Tipos de golpes mais comuns
Todos os dias vão surgindo notícias de novos e inventivos golpes e fraudes contra idosos, no intuito de fazer cair os menos atentos ou com menos capacidade de análise. É uma realidade que está aí e a única defesa e ir mantendo atenção às notícias e minimizar ao máximo a possibilidade de algo acontecer. Mas ainda subsistem alguns “clássicos”.
- Chamadas telefónicas falsas: Um dos esquemas mais frequentes é a chamada de alguém que se faz passar por funcionário de um banco, de uma empresa de serviços ou até mesmo de um familiar em apuros. O burlão pede dados pessoais, números de cartões ou transferências urgentes.
Sinais de alerta
- Pedidos de urgência (“tem de ser já”).
- Solicitação de dados confidenciais por telefone.
- Ligações de números desconhecidos ou ocultos.
- Fraudes bancárias e online: Com o aumento do uso de multibanco e aplicações digitais, os golpes e fraudes contra idosos começam a ser mais sofisticados. Emails falsos (phishing), sites fraudulentos ou mensagens que simulam ser do banco são exemplos típicos.
Sinais de alerta:
- Emails com erros ortográficos ou logótipos de má qualidade.
- Links suspeitos ou que levam a páginas diferentes do site oficial.
- Promessas de prémios ou reembolsos fáceis.

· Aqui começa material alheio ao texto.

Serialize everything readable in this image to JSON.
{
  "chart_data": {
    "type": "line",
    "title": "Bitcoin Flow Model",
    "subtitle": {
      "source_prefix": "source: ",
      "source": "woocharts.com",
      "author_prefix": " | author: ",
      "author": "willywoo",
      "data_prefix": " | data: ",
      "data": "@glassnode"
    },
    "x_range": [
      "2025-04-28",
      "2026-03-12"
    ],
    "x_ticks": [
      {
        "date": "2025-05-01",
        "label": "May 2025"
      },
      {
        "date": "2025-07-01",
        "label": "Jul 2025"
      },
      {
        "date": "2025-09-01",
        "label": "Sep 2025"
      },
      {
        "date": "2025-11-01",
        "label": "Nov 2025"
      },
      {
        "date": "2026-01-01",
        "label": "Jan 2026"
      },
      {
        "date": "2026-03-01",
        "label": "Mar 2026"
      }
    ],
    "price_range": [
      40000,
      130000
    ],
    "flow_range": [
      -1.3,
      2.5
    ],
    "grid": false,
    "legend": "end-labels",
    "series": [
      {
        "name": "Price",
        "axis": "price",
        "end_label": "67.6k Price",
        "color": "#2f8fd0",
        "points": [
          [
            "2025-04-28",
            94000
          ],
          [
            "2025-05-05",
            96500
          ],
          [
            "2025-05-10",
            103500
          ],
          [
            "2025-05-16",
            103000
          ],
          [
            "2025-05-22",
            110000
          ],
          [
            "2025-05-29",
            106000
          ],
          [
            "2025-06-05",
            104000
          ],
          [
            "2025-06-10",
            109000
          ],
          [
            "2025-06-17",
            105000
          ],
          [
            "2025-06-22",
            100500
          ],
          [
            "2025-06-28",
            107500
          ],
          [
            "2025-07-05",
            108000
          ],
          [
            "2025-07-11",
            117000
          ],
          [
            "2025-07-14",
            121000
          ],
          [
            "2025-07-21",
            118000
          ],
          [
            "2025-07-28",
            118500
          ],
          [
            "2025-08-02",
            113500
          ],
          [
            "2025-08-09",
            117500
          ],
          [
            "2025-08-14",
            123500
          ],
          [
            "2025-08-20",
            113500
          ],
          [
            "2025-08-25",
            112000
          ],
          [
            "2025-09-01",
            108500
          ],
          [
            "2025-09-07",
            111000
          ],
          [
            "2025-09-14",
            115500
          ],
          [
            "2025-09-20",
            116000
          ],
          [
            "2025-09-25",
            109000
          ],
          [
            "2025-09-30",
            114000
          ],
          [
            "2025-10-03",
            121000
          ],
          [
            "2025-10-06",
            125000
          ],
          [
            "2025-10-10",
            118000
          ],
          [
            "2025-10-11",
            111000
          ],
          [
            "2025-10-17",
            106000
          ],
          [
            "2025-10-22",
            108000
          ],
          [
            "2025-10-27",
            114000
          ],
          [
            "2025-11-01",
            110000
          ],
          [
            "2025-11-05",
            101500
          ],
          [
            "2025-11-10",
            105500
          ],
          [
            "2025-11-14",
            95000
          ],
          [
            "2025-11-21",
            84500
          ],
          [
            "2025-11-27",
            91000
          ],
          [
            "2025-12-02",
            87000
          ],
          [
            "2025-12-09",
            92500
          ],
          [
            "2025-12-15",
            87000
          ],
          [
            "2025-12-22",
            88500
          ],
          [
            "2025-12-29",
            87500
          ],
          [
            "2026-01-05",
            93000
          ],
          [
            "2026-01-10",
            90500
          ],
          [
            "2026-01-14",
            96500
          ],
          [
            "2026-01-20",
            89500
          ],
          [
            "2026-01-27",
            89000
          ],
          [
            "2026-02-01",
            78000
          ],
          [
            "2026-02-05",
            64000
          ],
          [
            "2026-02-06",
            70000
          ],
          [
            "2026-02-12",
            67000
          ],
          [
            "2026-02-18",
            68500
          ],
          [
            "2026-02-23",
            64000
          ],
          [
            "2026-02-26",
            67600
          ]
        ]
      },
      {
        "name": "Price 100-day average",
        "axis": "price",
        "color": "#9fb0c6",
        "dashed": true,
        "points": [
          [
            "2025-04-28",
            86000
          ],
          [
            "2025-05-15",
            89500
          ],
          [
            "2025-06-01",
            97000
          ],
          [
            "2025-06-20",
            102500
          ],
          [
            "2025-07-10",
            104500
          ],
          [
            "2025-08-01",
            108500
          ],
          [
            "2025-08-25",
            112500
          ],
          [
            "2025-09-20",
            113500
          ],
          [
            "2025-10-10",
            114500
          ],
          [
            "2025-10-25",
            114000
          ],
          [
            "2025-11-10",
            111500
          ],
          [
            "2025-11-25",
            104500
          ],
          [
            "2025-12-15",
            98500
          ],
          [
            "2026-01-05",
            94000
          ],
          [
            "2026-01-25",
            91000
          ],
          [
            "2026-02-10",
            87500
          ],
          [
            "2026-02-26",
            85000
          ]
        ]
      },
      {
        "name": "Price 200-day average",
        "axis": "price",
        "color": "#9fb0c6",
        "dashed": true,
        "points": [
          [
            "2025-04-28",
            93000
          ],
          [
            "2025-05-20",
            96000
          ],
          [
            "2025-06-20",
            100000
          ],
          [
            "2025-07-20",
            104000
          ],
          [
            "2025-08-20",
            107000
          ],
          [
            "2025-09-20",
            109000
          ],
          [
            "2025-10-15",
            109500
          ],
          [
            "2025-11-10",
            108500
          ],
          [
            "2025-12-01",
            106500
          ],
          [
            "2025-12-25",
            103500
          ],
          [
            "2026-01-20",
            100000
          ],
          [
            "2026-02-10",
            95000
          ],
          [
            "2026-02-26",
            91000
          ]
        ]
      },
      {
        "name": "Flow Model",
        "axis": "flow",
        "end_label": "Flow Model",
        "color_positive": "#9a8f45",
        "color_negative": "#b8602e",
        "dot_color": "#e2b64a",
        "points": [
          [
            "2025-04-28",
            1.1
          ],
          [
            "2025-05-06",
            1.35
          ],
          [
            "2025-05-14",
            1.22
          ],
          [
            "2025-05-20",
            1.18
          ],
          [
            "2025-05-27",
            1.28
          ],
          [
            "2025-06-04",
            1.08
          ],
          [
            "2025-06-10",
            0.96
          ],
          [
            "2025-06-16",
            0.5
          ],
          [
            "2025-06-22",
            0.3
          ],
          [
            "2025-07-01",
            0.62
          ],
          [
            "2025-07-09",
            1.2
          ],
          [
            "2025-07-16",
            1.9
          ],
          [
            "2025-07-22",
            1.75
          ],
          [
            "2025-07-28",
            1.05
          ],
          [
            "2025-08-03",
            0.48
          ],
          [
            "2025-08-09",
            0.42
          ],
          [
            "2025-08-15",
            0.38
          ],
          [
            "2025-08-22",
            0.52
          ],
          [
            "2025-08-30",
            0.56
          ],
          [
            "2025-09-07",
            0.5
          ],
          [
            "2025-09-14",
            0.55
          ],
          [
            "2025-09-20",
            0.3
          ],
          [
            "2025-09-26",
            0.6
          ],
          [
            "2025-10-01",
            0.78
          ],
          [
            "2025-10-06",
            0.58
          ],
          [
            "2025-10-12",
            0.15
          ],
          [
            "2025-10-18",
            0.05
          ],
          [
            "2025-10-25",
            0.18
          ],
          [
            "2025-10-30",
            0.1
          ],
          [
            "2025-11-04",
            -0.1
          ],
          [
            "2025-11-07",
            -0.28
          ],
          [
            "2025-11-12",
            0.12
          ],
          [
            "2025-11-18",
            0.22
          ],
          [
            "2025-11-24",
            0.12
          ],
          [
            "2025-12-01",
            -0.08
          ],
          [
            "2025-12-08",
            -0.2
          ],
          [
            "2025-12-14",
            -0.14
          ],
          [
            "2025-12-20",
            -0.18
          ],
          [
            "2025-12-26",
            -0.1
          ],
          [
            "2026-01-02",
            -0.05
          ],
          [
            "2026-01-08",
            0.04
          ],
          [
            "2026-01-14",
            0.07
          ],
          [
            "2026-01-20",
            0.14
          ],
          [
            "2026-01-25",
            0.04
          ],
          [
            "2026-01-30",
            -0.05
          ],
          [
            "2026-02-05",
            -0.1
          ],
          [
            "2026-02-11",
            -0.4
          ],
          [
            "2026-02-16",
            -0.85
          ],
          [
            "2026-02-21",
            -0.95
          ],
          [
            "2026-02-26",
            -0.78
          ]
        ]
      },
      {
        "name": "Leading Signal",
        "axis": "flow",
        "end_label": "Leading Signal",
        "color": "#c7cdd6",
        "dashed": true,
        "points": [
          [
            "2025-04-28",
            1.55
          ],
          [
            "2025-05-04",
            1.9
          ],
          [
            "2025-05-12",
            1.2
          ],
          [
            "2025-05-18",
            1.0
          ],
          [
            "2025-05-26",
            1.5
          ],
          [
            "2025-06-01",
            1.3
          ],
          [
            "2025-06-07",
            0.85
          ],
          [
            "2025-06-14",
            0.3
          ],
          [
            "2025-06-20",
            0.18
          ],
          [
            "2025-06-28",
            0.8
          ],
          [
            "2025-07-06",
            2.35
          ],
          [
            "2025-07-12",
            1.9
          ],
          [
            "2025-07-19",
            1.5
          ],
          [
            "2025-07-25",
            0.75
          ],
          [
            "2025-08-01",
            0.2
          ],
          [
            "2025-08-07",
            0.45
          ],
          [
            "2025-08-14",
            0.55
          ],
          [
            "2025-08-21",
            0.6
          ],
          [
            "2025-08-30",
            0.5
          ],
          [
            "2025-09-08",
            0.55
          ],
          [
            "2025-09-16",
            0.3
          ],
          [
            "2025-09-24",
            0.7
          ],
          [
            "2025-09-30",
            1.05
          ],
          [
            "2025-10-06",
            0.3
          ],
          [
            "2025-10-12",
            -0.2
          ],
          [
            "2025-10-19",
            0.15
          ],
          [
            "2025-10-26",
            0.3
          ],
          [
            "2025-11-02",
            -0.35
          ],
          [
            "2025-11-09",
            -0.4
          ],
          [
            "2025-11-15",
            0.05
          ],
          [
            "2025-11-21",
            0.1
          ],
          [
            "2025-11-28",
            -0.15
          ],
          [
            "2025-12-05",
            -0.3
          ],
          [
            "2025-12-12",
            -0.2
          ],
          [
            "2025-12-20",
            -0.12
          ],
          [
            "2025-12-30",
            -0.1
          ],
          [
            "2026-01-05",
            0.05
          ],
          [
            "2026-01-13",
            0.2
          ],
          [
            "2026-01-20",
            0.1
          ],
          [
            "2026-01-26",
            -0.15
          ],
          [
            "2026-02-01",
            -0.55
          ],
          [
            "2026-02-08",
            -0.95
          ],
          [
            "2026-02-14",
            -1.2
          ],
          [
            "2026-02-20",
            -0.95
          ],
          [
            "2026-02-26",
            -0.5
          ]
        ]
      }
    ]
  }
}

- Vendas porta a porta: Ainda muito comuns em Portugal, os burlões apresentam-se como vendedores de serviços (televisão, eletricidade, água, telecomunicações). Muitas vezes, aproveitam-se da boa-fé dos idosos para conseguir assinaturas em contratos abusivos.
Sinais de alerta:
- Insistência em entrar em casa.
- Recusa em deixar documentação para análise posterior.
- Ofertas demasiado boas para serem verdade.
- Golpes emocionais: Aqui, os burlões exploram sentimentos. Há casos de pessoas que fingem ser amigos de familiares, pedindo dinheiro para emergências, ou até falsos romances online em que a confiança é conquistada ao longo do tempo antes de pedir apoio financeiro.
Sinais de alerta:
- Histórias incoerentes ou demasiado dramáticas.
- Pedidos de dinheiro sem possibilidade de encontro presencial.
- Pressão para manter segredo.
- Falsos técnicos ou funcionários públicos: Neste golpes e fraudes contra idosos, os burlões apresentam-se como técnicos da EDP, da companhia das águas, da câmara municipal ou até da polícia. O objetivo é entrar em casa para roubar ou recolher informações pessoais.
Sinais de alerta:
- Ausência de identificação oficial.
- Pedidos de pagamento imediato em dinheiro.
- Visitas sem agendamento prévio.
Como proteger os idosos?
A prevenção passa por duas frentes: informação e acompanhamento.
É importante falar com os idosos de forma calma e frequente sobre os riscos. Explicar que não devem dar informações pessoais por telefone, email ou a desconhecidos. Relembrar que bancos e entidades oficiais nunca pedem códigos ou transferências por telefone. Isso é exclusivo de quem está a tentar golpes e fraudes contra idosos.
Deve reforçar-se o apoio familiar, uma vez que o acompanhamento regular, seja presencial ou através de chamadas, ajuda a evitar que os idosos se sintam sozinhos e mais suscetíveis. Uma rede de proximidade pode ser a melhor defesa contra burlões.
Outra hipótese muito válida a considerar é o apoio profissional, contratando serviços especializados de apoio a idosos, como os de acompanhamento domiciliário, que têm profissionais treinados para identificar situações suspeitas e proteger os clientes. Estes cuidadores são também uma ponte de confiança para os familiares, assegurando que há sempre alguém atento.
Finalmente, como é óbvio, deve recorrer às autoridades sempre que haja uma tentativa ou suspeita de golpes e fraudes contra idosos. Denunciar é fundamental para que mais casos sejam prevenidos.
Golpes e fraudes contra idosos: procurar ajuda
Enquanto filhos ou familiares responsáveis pelas decisões sobre os cuidados de um idoso, o vosso papel é determinante. Informar, acompanhar e, se necessário, contratar serviços de apoio pode ser a diferença entre vulnerabilidade e segurança.
Além disso, manter o idoso ativo, com atividades sociais e rotinas estruturadas, reduz a probabilidade de se tornar alvo de burlões. Os golpes e fraudes contra idosos são uma realidade que exige vigilância e prevenção.